L’article 81 du même code précise que lorsque le juge estime que l’affaire relève de la compétence d’une juridiction répressive, administrative, arbitrale ou étrangère, il renvoie seulement les parties à mieux se pourvoir, tandis que dans les autres cas, il désigne la juridiction qu’il estime compétente, cette désignation s’imposant aux parties et au juge de renvoi.
En l’espèce, [B] [N] soulève une exception d’incompétence du tribunal judiciaire, et prétend que l’écrit liant les parties est non pas une convention d’occupation précaire, mais un bail rural, si bien que le litige relève de la compétence du tribunal paritaire des baux ruraux.

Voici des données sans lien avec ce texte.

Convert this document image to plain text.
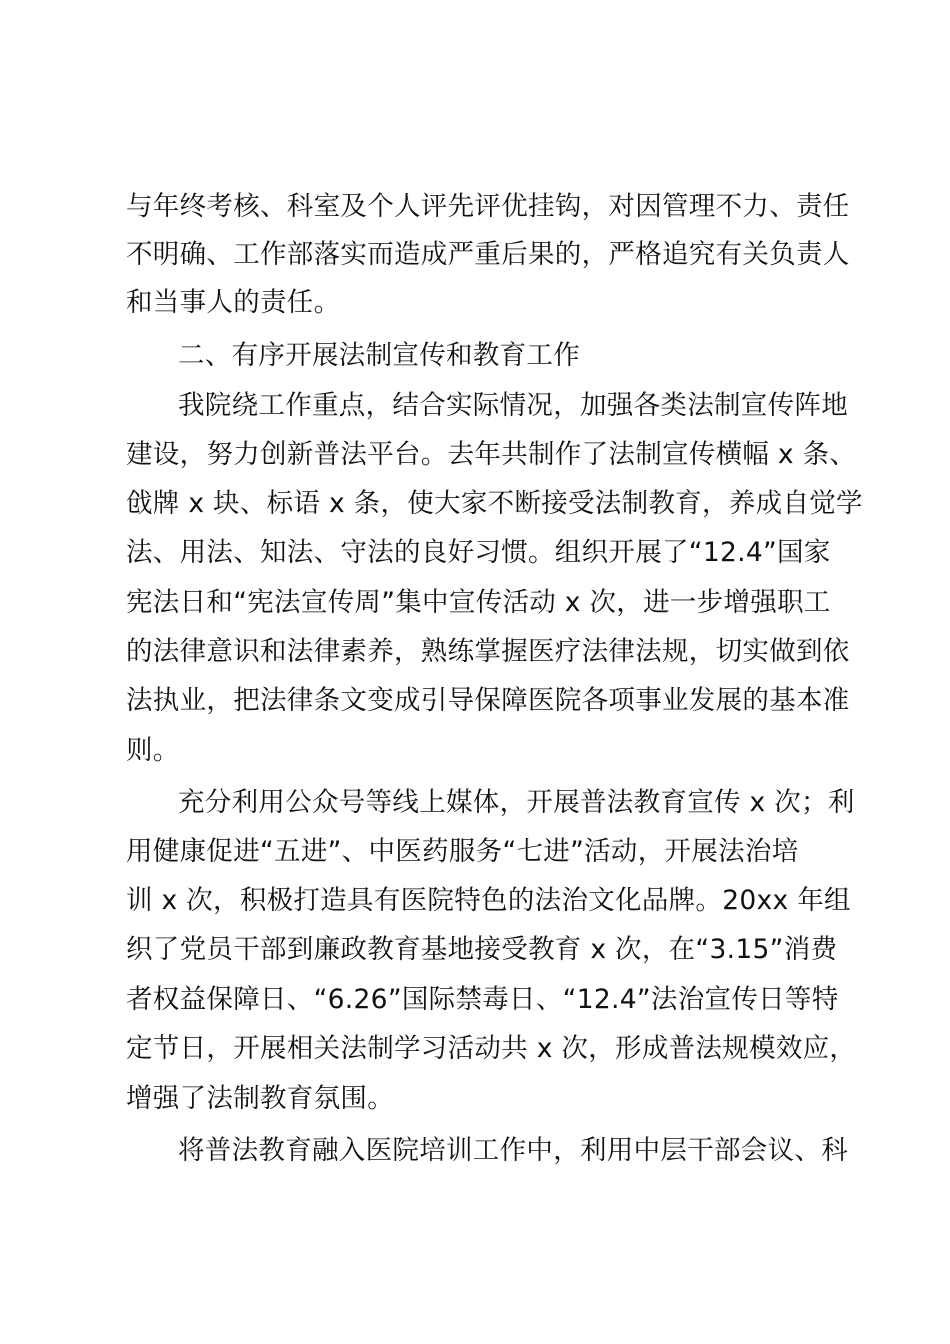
与年终考核、科室及个人评先评优挂钩，对因管理不力、责任
不明确、工作部落实而造成严重后果的，严格追究有关负责人
和当事人的责任。
二、有序开展法制宣传和教育工作
我院绕工作重点，结合实际情况，加强各类法制宣传阵地
建设，努力创新普法平台。去年共制作了法制宣传横幅 x 条、
戗牌 x 块、标语 x 条，使大家不断接受法制教育，养成自觉学
法、用法、知法、守法的良好习惯。组织开展了“12.4”国家
宪法日和“宪法宣传周”集中宣传活动 x 次，进一步增强职工
的法律意识和法律素养，熟练掌握医疗法律法规，切实做到依
法执业，把法律条文变成引导保障医院各项事业发展的基本准
则。
充分利用公众号等线上媒体，开展普法教育宣传 x 次；利
用健康促进“五进”、中医药服务“七进”活动，开展法治培
训 x 次，积极打造具有医院特色的法治文化品牌。20xx 年组
织了党员干部到廉政教育基地接受教育 x 次，在“3.15”消费
者权益保障日、“6.26”国际禁毒日、“12.4”法治宣传日等特
定节日，开展相关法制学习活动共 x 次，形成普法规模效应，
增强了法制教育氛围。
将普法教育融入医院培训工作中，利用中层干部会议、科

L’exception impose d’abord d’examiner le contrat du 1er janvier 2010.
Celui-ci est bien intitulé “convention d’occupation précaire”, [E] [N] s’y engageant à mettre à disposition de [B] [N] plusieurs parcelles sises à [Localité 11] “par un contrat d’occupation précaire qui débutera le 1er janvier 2010”.
L’article L. 411-1 alinéa 1 du Code rural et de la pêche maritime dispose que “toute mise à disposition à titre onéreux d’un immeuble à usage agricole en vue de l’exploiter pour y exercer une activité agricole définie à l’article L. 311-1 est régie par les dispositions du présent titre, sous les réserves énumérées à l’article L. 411-2. Cette disposition est d’ordre public”.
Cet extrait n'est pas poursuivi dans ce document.